Buz and Pancho have several chances to trade off performing heroic deeds as the action leads up to them stealing a train containing the ammunition the rebel army needs. In what I think is one of the most well-paced and exciting sequences in the history of the newspaper comic strips, the next four weeks of strips follow Buz, Christy and Pancho has they try to escape the rebels with the train.
When the train is eventually wrecked, the chase continues afoot. Eventually, our heroes manage to steal a rebel jeep and arrive safely at the presidential palace--though not after there's a close call resulting in their failure to take the rebel flags off the jeep.
But there is no such thing as break time for heroes. There's still the necessity of destroying a bridge to cut off the rebels from reinforcements. Buz and Pancho end up with this job, blowing the bridge but getting captured soon afterwards.
This is yet another exciting sequence. Roy Crane really is at the top of his game here. The story moves along at lightning speed; the art is great; and Crane portrays the Buz/Pancho team-up as a perfect synergy of characters. Neither of the heroes is overshadowed by the other as they continue to work together in tandem. Having effective co-protagonists in an adventure story is not an easy balance for a writer to maintain, but Crane pulls it off.

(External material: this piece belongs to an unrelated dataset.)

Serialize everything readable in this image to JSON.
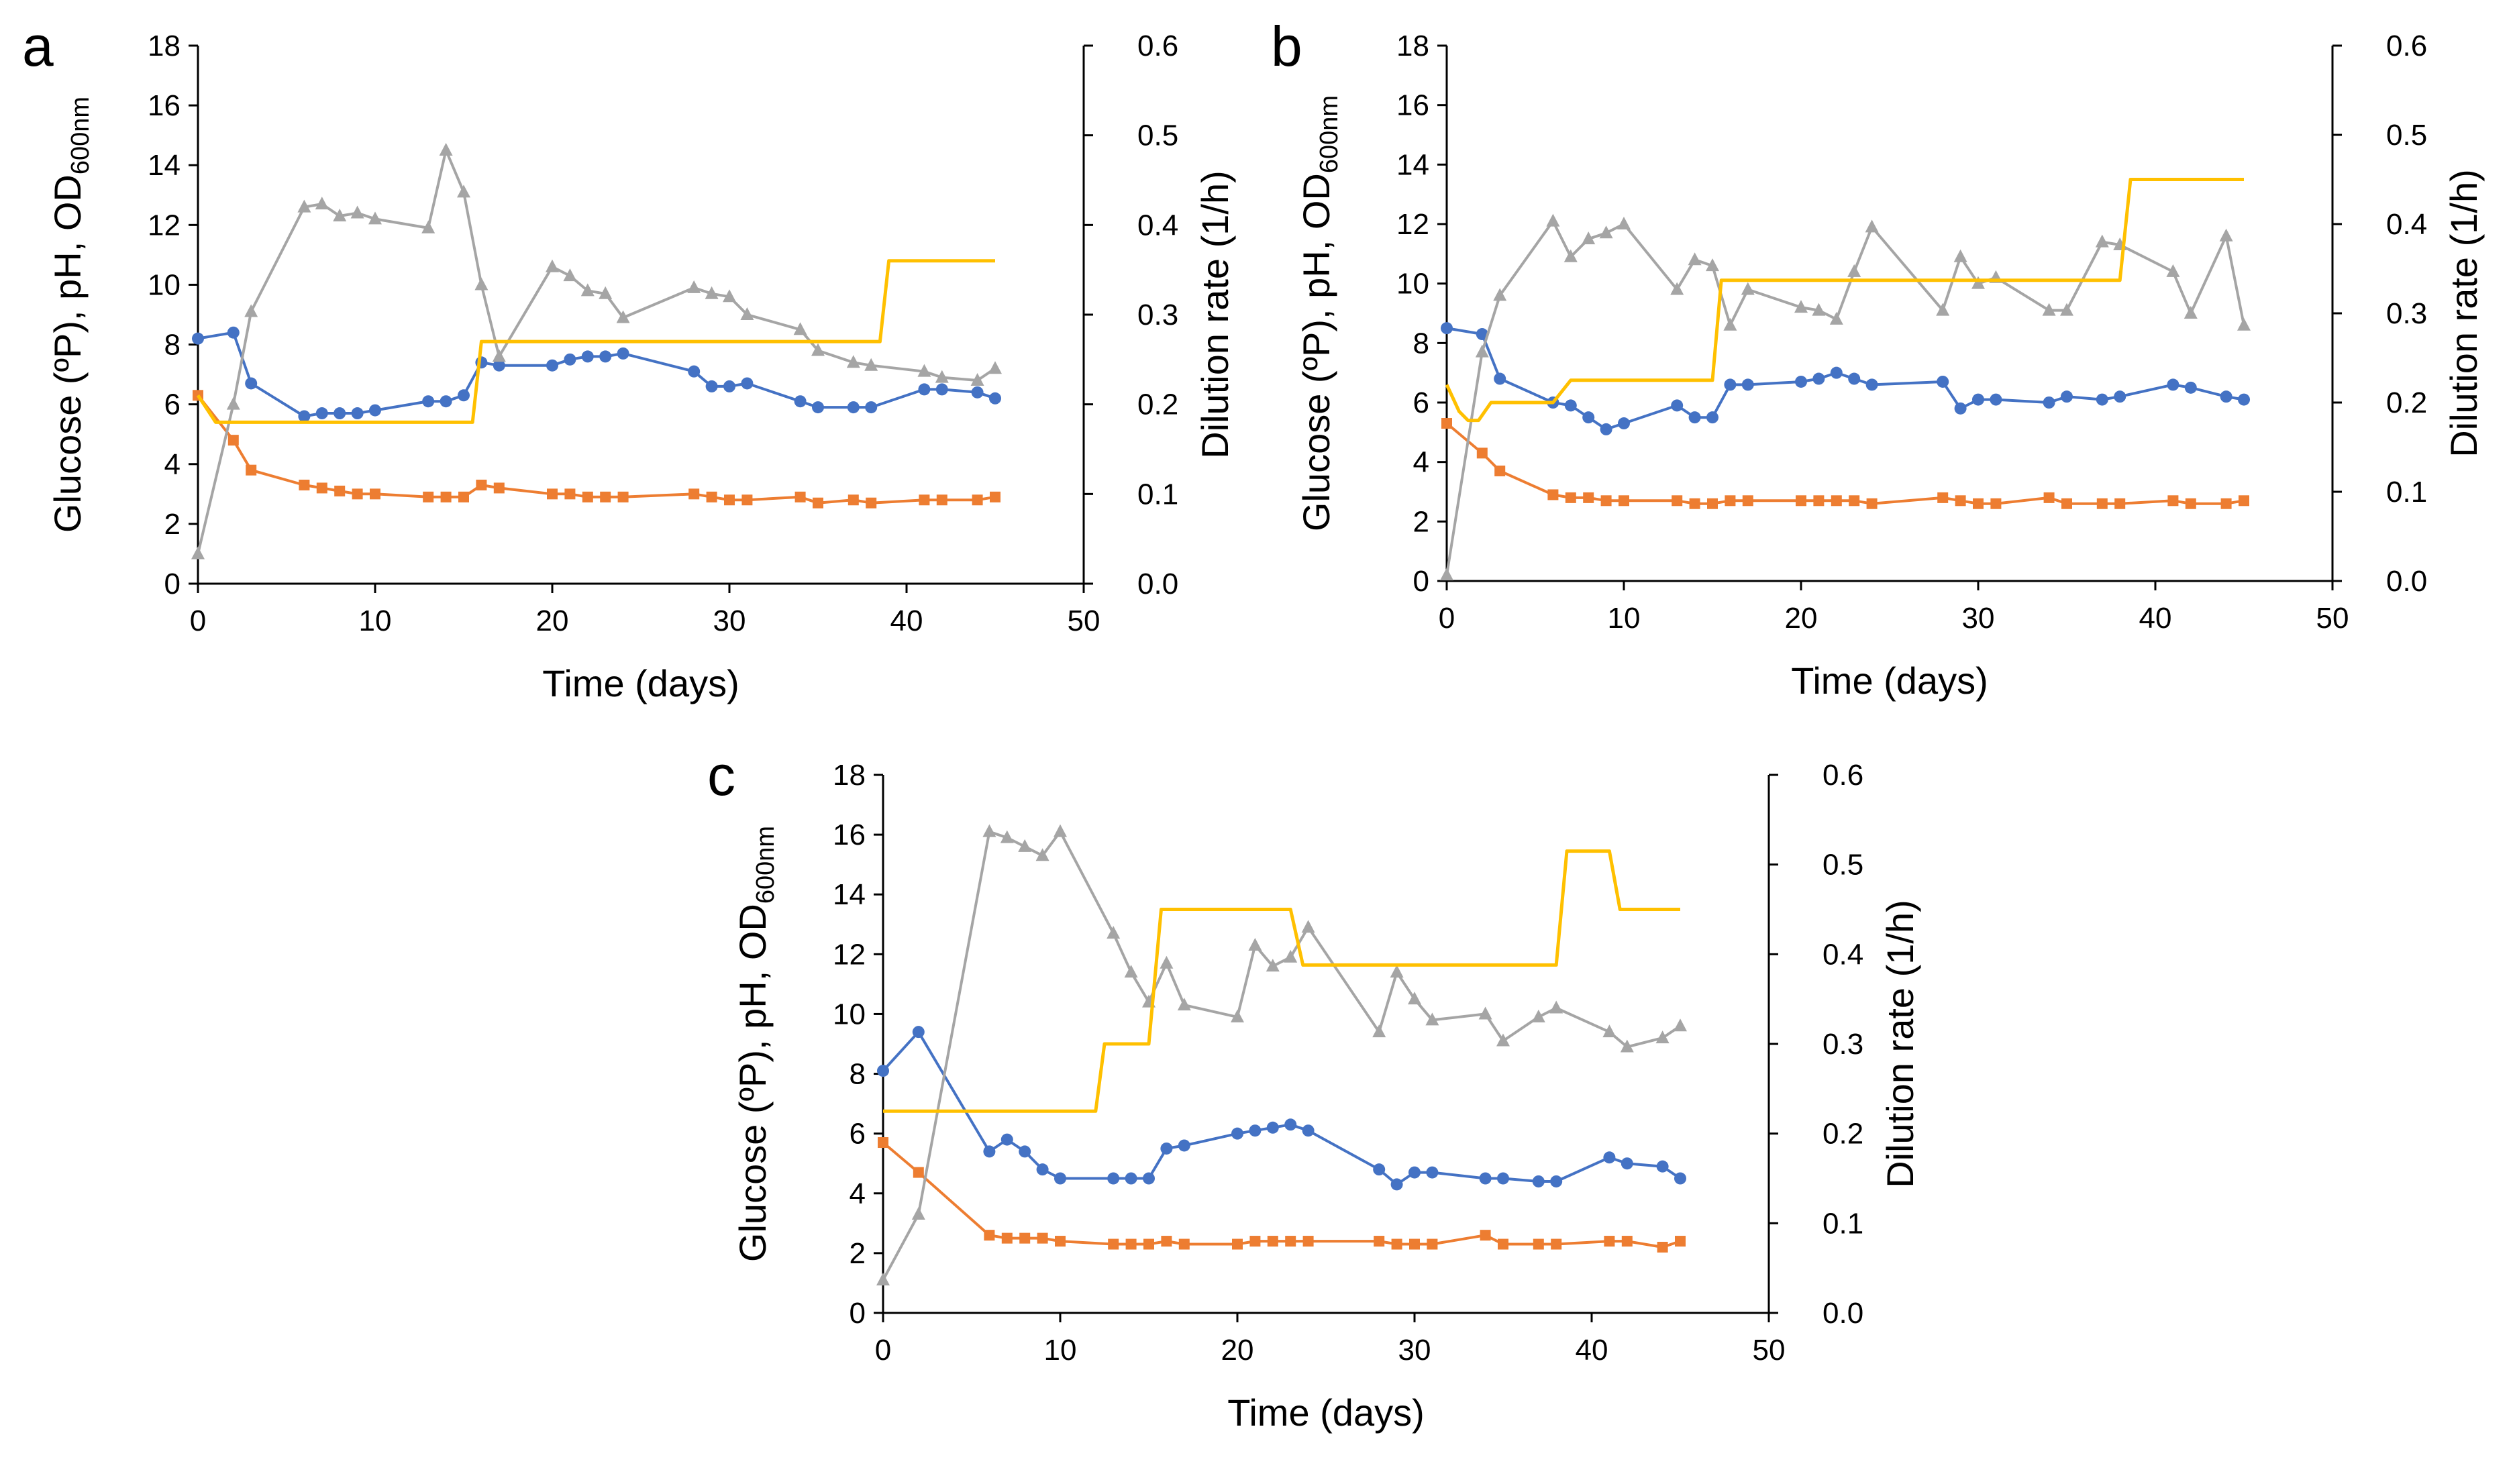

Anyway, Buz and Pancho rather quickly hijack the armored car in which they had been imprisoned and make their escape. The rebellion collapses, Buz has made his company look good when future oil concessions are considered by the government and Pancho gets permission to start his airline. And we--the readers--come away with the intense pleasure of having experienced a master storyteller regale us with one of his best-ever yarns.